Measurement of saturation processes in glutamatergic and GABAergic synapse densities during long-term development of cultured rat cortical networks.

The aim of this study was to clarify the saturation processes of excitatory and inhibitory synapse densities during the long-term development of cultured neuronal networks. For this purpose, we performed a long-term culture of rat cortical cells for 35 days in vitro (DIV). During this culture period, we labeled glutamatergic and GABAergic synapses separately using antibodies against vesicular glutamate transporter 1 (VGluT1) and vesicular transporter of γ-aminobutyric acid (VGAT). The densities and distributions of both types of synaptic terminals were measured simultaneously. Observations and subsequent measurements of immunofluorescence demonstrated that the densities of both types of antibody-labeled terminals increased gradually from 7 to 21-28 DIV. The densities did not show a further increase at 35 DIV and tended to become saturated.

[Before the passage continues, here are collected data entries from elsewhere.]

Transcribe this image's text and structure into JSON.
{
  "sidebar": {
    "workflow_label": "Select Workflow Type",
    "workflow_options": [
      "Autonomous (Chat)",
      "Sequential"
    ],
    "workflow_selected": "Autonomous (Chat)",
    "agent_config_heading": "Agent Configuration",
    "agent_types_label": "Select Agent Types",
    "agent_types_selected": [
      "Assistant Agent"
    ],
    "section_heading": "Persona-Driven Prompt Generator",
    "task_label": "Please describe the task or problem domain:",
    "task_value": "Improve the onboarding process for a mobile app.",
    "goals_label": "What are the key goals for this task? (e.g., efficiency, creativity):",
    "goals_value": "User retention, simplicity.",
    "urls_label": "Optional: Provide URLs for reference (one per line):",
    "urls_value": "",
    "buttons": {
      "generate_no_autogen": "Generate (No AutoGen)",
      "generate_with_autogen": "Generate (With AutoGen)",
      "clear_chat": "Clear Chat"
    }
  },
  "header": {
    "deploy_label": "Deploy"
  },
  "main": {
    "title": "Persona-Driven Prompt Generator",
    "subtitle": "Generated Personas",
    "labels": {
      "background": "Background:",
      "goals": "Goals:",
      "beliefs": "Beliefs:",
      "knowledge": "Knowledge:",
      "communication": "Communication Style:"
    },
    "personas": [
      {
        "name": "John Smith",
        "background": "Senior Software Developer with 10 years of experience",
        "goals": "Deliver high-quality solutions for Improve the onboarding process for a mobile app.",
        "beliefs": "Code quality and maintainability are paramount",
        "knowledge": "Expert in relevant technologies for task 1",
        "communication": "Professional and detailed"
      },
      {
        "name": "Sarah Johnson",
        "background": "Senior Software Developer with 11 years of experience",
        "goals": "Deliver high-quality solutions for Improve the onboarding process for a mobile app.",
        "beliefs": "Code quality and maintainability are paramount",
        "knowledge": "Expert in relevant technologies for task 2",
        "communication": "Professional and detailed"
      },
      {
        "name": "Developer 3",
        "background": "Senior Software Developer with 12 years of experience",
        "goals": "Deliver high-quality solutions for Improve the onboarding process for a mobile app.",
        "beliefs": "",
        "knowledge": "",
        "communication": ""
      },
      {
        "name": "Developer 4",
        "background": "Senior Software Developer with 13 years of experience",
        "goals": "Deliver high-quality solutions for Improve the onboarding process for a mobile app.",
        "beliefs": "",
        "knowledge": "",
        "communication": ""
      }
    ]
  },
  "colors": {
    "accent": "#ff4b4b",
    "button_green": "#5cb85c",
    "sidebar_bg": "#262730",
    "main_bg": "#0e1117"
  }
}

Triple staining with VGluT1, VGAT, and microtubule-associated protein 2 (MAP2) enabled analysis of the distribution of both types of synapses, and revealed that the densities of the two types of synaptic terminals on somata were not significantly different, but that glutamatergic synapses predominated on the dendrites during long-term culture. However, some neurons did not fall within this distribution, suggesting differences in synapse distribution on target neurons. The electrical activity also showed an initial increase and subsequent saturation of the firing rate and synchronized burst rate during long-term culture, and the number of days of culture to saturation from the initial increase followed the same pattern under this culture condition.